The budget talks collapsed when Blair refused to consider any cut in Britain's multibillion-euro annual rebate unless there were also cuts in farm spending. All 24 other EU members opposed Blair on the rebate issue. Under the present arrangement, even the poor eastern European members will have to contribute millions of euros to Britain, one of the EU's richest countries. The rebate is meant to compensate Britain for the fact that its farmers do not receive support payments as big as many continental farmers do.

Despite Blair's confident call for deep reforms, little of basic importance is likely to change in the coming six months. It seems impossible for Britain to act as an honest broker in the budget negotiations, as it is one of the main protagonists.

As Mario Incerti, a senior analyst with the Center for European Policy Studies in Brussels, put it, Blair so far has been broad on vision but short on specifics. He said Blair's keynote speech was not even aimed at those EU leaders with whom he clashed so bitterly in the failed budget negotiations.
"Blair is inclined to make sure his EU presidency can be seen as an opportunity; it provides him with the chance to present himself as a serious leader."


"The kind of things he was going to say were targeting a different leadership than the current one at the European level, in particular he was sending a message to the future breed of politicians in France and Germany," Incerti said.

According to Incerti, Blair is planting a seed which could grow in the years ahead. Blair wants a modernized Europe that spends more on research, science, and education -- and less on supporting farmers.

Achieving movement toward such a transition would be complicated enough. But Blair also stands firmly for further enlargement of the EU, a slimmed-down social state, and less security for workers at a time when these very ideas appear to be disturbing West Europeans.

"It's a kind of paradox that became clear on [29 May], the night of the French referendum, when the French voters rejected the constitutional treaty because it was not social enough, and [British Foreign Secretary] Jack Straw went on television to say that we should address the concerns of the citizens and make this a more liberal Europe," Incerti said.

To that extent, Blair the politician is displaying the same kind of wishful thinking that he showed in insisting that Iraq possessed weapons of mass destruction long after that position became untenable.

European Commission President Jose Manuel Barroso has called for the will of the voters as displayed in the French and Dutch constitution referendums to be taken into account and for the enlargement plans to be reconsidered.
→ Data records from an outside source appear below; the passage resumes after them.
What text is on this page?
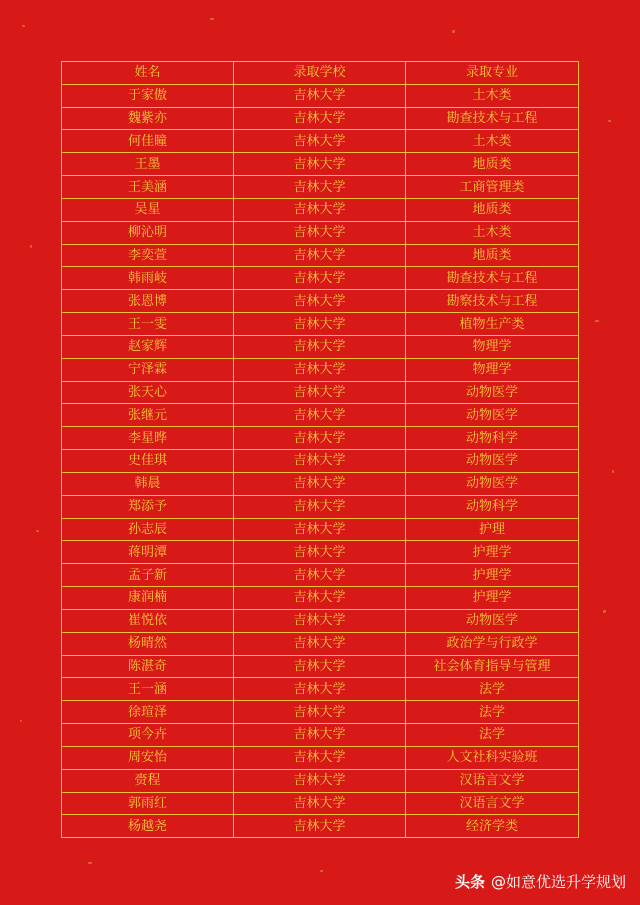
姓名	录取学校	录取专业
于家傲	吉林大学	土木类
魏紫亦	吉林大学	勘查技术与工程
何佳瞳	吉林大学	土木类
王墨	吉林大学	地质类
王美涵	吉林大学	工商管理类
吴星	吉林大学	地质类
柳沁明	吉林大学	土木类
李奕萱	吉林大学	地质类
韩雨岐	吉林大学	勘查技术与工程
张恩博	吉林大学	勘察技术与工程
王一雯	吉林大学	植物生产类
赵家辉	吉林大学	物理学
宁泽霖	吉林大学	物理学
张天心	吉林大学	动物医学
张继元	吉林大学	动物医学
李星晔	吉林大学	动物科学
史佳琪	吉林大学	动物医学
韩晨	吉林大学	动物医学
郑添予	吉林大学	动物科学
孙志辰	吉林大学	护理
蒋明潭	吉林大学	护理学
孟子新	吉林大学	护理学
康润楠	吉林大学	护理学
崔悦依	吉林大学	动物医学
杨晴然	吉林大学	政治学与行政学
陈湛奇	吉林大学	社会体育指导与管理
王一涵	吉林大学	法学
徐瑄泽	吉林大学	法学
项今卉	吉林大学	法学
周安怡	吉林大学	人文社科实验班
赍程	吉林大学	汉语言文学
郭雨红	吉林大学	汉语言文学
杨越尧	吉林大学	经济学类
头条 @如意优选升学规划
But Senior analyst Dick Leurdyk of the Netherlands Institute of International Relations in The Hague said he is not pessimistic about the coming presidency, despite the potential for things to go wrong.

Leurdyk said Blair's own personality, his desire for a place in history, will ensure success.

"He likes to present himself as a leader," Leurdyk said. "There is a similarity [with] the Group of Eight meeting [which Blair will head in July], where he seeks to present himself as a world leader by activating the problems of Africa on the G-8 agenda. Similarly, he is inclined to make sure his EU presidency can be seen as an opportunity; it provides him with the chance to present himself as a serious leader."

British Deputy Prime Minister John Prescott, in Prague on 29 June as part of a tour of new member states, avoided the visionary approach and spoke in practical terms of the possibilities ahead. He acknowledged that no solution will survive unless it has the broad consensus of the 25 states.

"I think we can find a way forward," Prescott said. "What I can't promise is that the thing would come overnight, that's the nature of the change we're involved in. But the challenge for the politicians is to find how we progress through that change, what kind of change we want, and in the British presidency we intend to make that debate and make that start."